Thursday June 25, 2020
By KEVIN J. KELLEY


Members of the Somalia National Army patrolling Kisimayu town. Somalia's army remains “incapable” of ousting Al-Shabaab from its strongholds, enabling the insurgents to exercise continued control over large parts of the country, the US State Department has said. PHOTO | FILE | NATION MEDIA GROUP

New York - Somalia's army remains “incapable” of ousting Al-Shabaab from its strongholds, enabling the insurgents to exercise continued control over large parts of the country, the US State Department said on Wednesday.

As another indication of failure to stifle Shabaab militants after 13 years of counterinsurgency warfare, the Al-Qaeda-affiliated group last year carried out more than 1,000 attacks inside Somalia and in northern Kenya, the State Department noted in its Country Reports on Terrorism 2019.
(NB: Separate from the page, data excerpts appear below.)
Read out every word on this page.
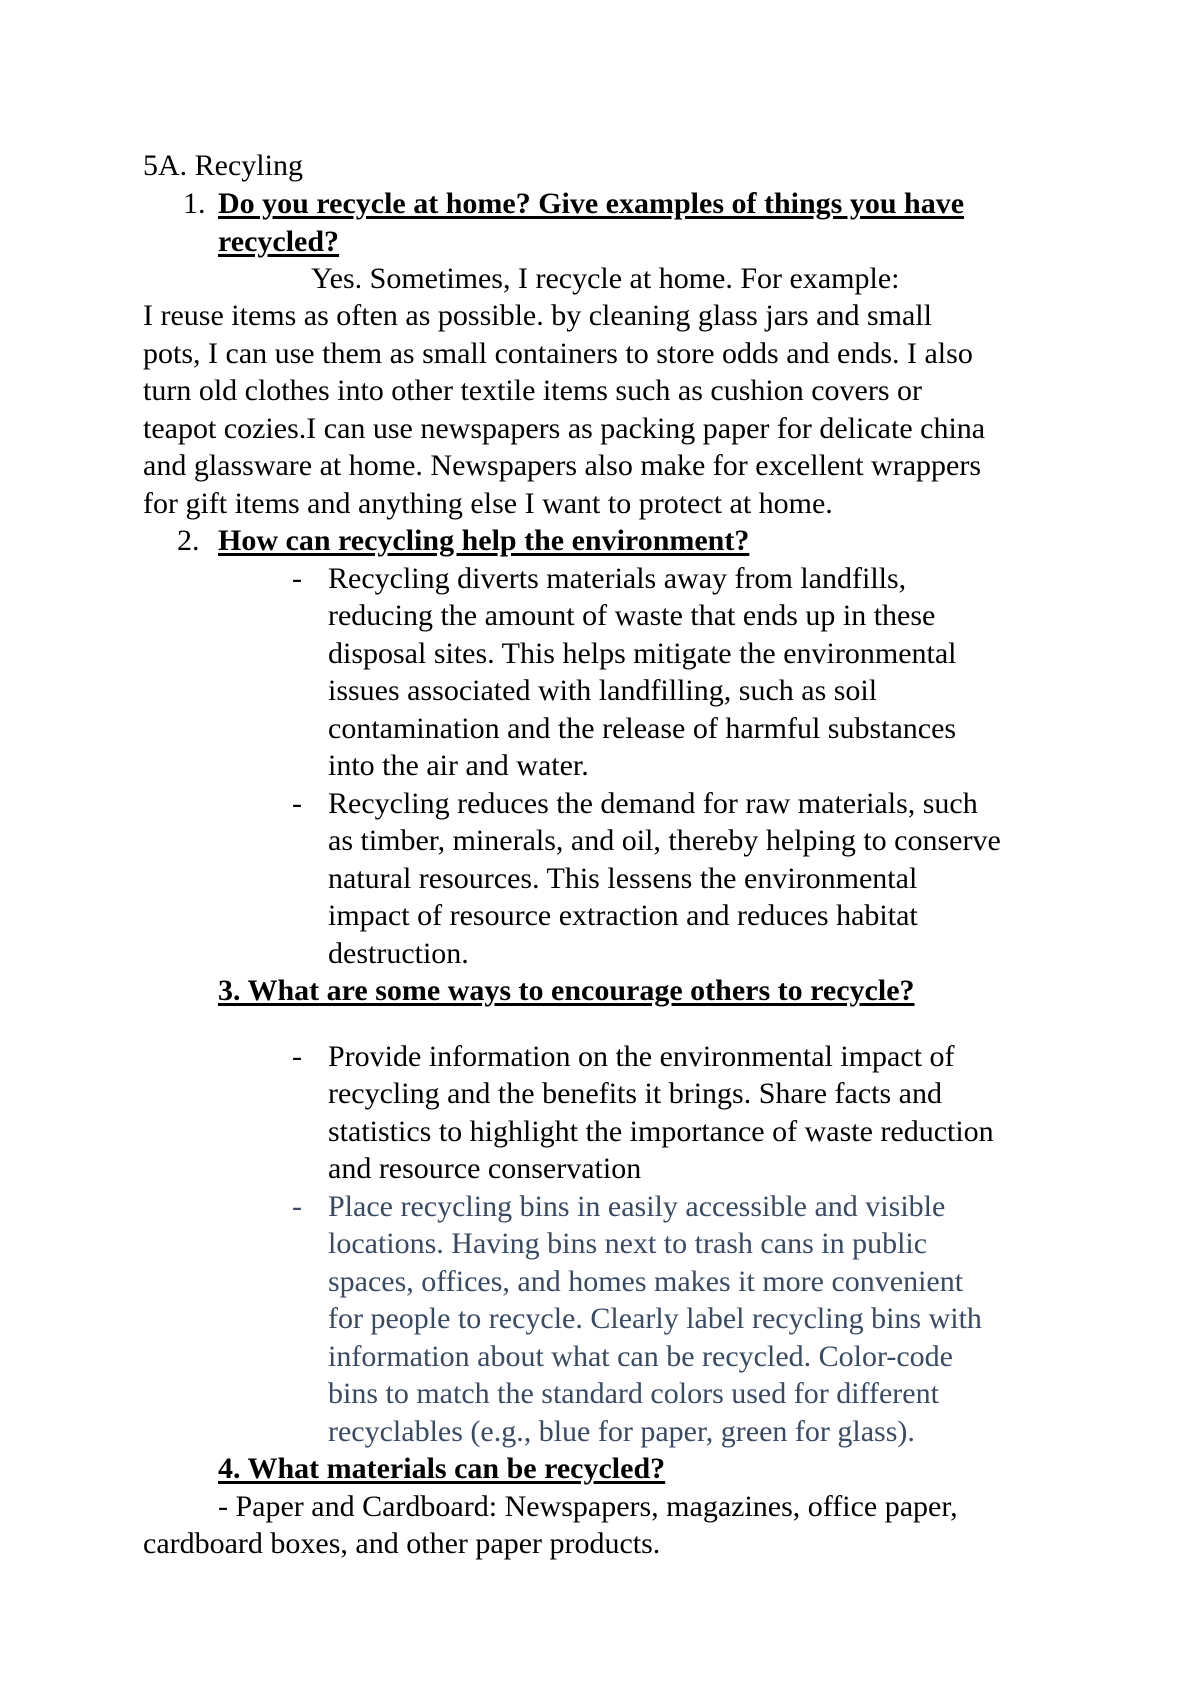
5A. Recyling
1. Do you recycle at home? Give examples of things you have
recycled?
Yes. Sometimes, I recycle at home. For example:
I reuse items as often as possible. by cleaning glass jars and small
pots, I can use them as small containers to store odds and ends. I also
turn old clothes into other textile items such as cushion covers or
teapot cozies.I can use newspapers as packing paper for delicate china
and glassware at home. Newspapers also make for excellent wrappers
for gift items and anything else I want to protect at home.
2. How can recycling help the environment?
- Recycling diverts materials away from landfills,
reducing the amount of waste that ends up in these
disposal sites. This helps mitigate the environmental
issues associated with landfilling, such as soil
contamination and the release of harmful substances
into the air and water.
- Recycling reduces the demand for raw materials, such
as timber, minerals, and oil, thereby helping to conserve
natural resources. This lessens the environmental
impact of resource extraction and reduces habitat
destruction.
3. What are some ways to encourage others to recycle?
- Provide information on the environmental impact of
recycling and the benefits it brings. Share facts and
statistics to highlight the importance of waste reduction
and resource conservation
- Place recycling bins in easily accessible and visible
locations. Having bins next to trash cans in public
spaces, offices, and homes makes it more convenient
for people to recycle. Clearly label recycling bins with
information about what can be recycled. Color-code
bins to match the standard colors used for different
recyclables (e.g., blue for paper, green for glass).
4. What materials can be recycled?
- Paper and Cardboard: Newspapers, magazines, office paper,
cardboard boxes, and other paper products.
The Somalia section of the annual global survey estimates that Al-Shabaab has between 7,000 and 9,000 members.

FUNDING

The group funds its actions through “illegal charcoal production and exports, taxation of local populations and businesses, and by means of remittances and other money transfers from the Somali diaspora,” the report adds.

The State Department does not offer an estimate of the size of Shabaab's war chest.

Targeted operations carried out by Somali military units trained and equipped by the United States are said to stand as exceptions to the national army's ineffectiveness.

But the report makes no mention of the intensified campaign of air attacks launched by the US Africa Command (Africom) against Al-Shabaab targets.

Africom carried out 63 such strikes last year, compared to 47 in 2018 and 35 in 2017.

SECURITY REFORMS

Somali officials “failed to implement vital national security reforms and pass legislation that could help enhance the government’s capacity to secure and govern effectively at all levels,” the report observes.

But it finds that the federal government “remained a willing partner to US efforts to improve the quality of policing entities throughout the country.”

The Kenyan government is also described as a “willing US partner” in investigating, prosecuting and responding to terrorist attacks.

However, the report notes that Kenyan security forces were reported to have engaged in human rights violations in their counter-terrorism operations. Alleged abuses included extra-judicial killings, disappearances and torture.

DUSITD2 ATTACK

But the Kenyan police and army are lauded for their response to the January 2019 DusitD2 Hotel attack. Their performance on that occasion was “in line with international standards for protection of human rights in response to terrorist threats and attacks,” the report says.

Kenya's prosecution of suspected terrorists exhibits both progress and shortcomings, the US finds.

“Terrorism case trials often proceeded slowly and inefficiently,” the report states, noting that the three remaining defendants in the 2013 Westgate Mall attack were still on trial at the end of 2019.

“Significant victories” achieved last year included the reinstatement of convictions and 15-year sentences of two Iranians involved in a disrupted bomb plot in 2012.

Also last year, a Kenyan court found three of four defendants guilty of the 2015 Garissa University massacre.